Vietnam power, petrol prices still too low: finmin
Electricity and fuel prices in Vietnam remain too low and may need to go up again, its finance minister said, in comments that could reinforce expectations of another jump in inflation.
In February and March the government pushed through two double-digit increases in prices of fuel, including diesel and petrol, and in March it raised electricity prices by an average of 15.28 percent.
That was a big factor behind the rise in inflation to a 28-month high in April, when the consumer price index rose 17.51 percent from a year before.

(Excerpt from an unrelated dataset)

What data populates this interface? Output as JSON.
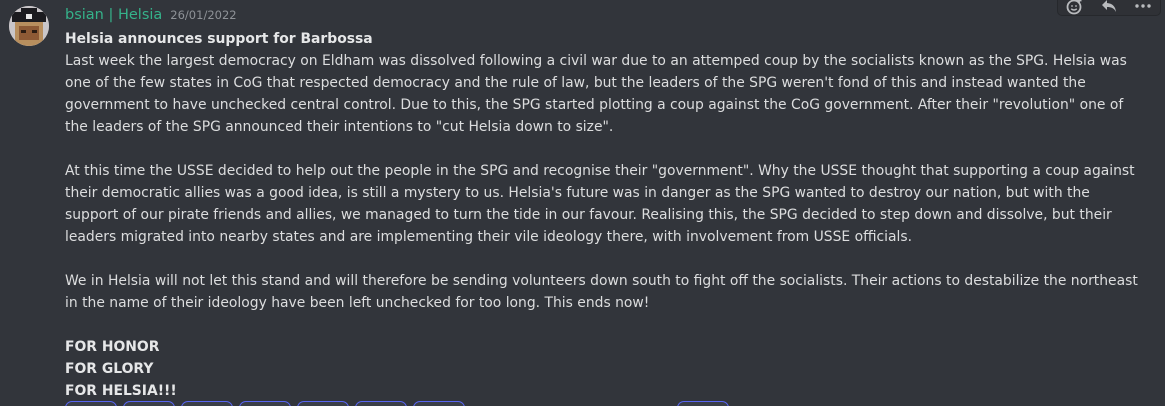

The electricity industry faced losses in 2010 and "if the price of electricity is not adjusted in 2011 the sector will face further losses", Vu Van Ninh wrote in an article published last Thursday.

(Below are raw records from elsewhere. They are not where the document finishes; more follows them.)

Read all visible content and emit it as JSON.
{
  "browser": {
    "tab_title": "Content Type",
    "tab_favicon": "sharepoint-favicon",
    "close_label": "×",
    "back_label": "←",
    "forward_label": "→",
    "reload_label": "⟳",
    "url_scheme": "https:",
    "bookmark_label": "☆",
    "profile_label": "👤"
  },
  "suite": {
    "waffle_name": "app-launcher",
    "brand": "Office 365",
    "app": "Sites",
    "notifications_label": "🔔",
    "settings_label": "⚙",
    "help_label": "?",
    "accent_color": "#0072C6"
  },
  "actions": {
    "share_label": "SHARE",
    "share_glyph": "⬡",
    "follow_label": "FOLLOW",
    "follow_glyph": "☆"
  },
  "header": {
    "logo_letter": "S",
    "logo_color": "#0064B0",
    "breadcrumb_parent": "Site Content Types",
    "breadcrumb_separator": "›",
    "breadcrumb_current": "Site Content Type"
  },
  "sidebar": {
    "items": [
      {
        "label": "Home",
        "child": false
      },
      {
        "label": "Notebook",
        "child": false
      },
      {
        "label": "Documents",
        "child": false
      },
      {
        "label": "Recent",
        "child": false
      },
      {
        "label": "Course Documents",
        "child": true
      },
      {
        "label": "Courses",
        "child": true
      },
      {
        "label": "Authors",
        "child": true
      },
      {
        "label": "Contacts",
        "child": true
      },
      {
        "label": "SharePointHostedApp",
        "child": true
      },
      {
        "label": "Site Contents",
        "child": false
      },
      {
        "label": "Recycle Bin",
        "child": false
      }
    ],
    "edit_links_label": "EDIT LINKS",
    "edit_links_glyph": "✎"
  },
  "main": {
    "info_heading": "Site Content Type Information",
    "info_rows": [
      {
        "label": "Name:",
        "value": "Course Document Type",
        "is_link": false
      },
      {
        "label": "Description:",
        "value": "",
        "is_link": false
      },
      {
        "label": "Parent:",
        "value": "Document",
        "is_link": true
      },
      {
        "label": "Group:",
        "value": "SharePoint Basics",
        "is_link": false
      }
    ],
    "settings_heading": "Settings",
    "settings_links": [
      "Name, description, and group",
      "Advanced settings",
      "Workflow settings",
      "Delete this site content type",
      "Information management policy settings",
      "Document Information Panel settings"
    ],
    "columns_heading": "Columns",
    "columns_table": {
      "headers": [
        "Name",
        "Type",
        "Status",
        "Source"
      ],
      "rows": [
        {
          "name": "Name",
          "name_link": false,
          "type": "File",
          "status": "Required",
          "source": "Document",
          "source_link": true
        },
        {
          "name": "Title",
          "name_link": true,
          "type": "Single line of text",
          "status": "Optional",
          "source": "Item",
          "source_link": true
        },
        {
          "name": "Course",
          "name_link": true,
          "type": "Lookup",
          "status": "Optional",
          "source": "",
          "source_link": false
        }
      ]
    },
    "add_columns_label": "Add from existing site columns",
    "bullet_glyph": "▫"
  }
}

The March price hike "was equal to 24.7 percent of the amount of adjustment needed", he said in the May issue of Communist Review, a party journal.
Industry analysts say Vietnamese electricity prices remain too low to attract enough investment and encourage conservation to overcome a wide gap between supply and demand that causes rolling power cuts.
Officials have said state-run power monopoly Vietnam Electricity would review prices on June 1 and prices may go up again.
On fuel, the government's price increases amounted to only a portion of the amount needed, factoring in taxes and costs, Ninh wrote.
"If global prices rise, we will adjust domestic prices; if global prices fall, we will restore the import duty to an appropriate level and lower retail prices (if conditions permit)," he wrote.
He said the price of petrol went up VND2,900 ($0.14) per litre in February but would have had to go up VND6,500 to meet costs.
The March increase left prices "still below neighbouring countries (Laos, China, Cambodia) by VND2,300-5,000 per litre", he said.
Import duties have been slashed to zero from 20 percent and a fuel price stabilisation fund has been exhausted.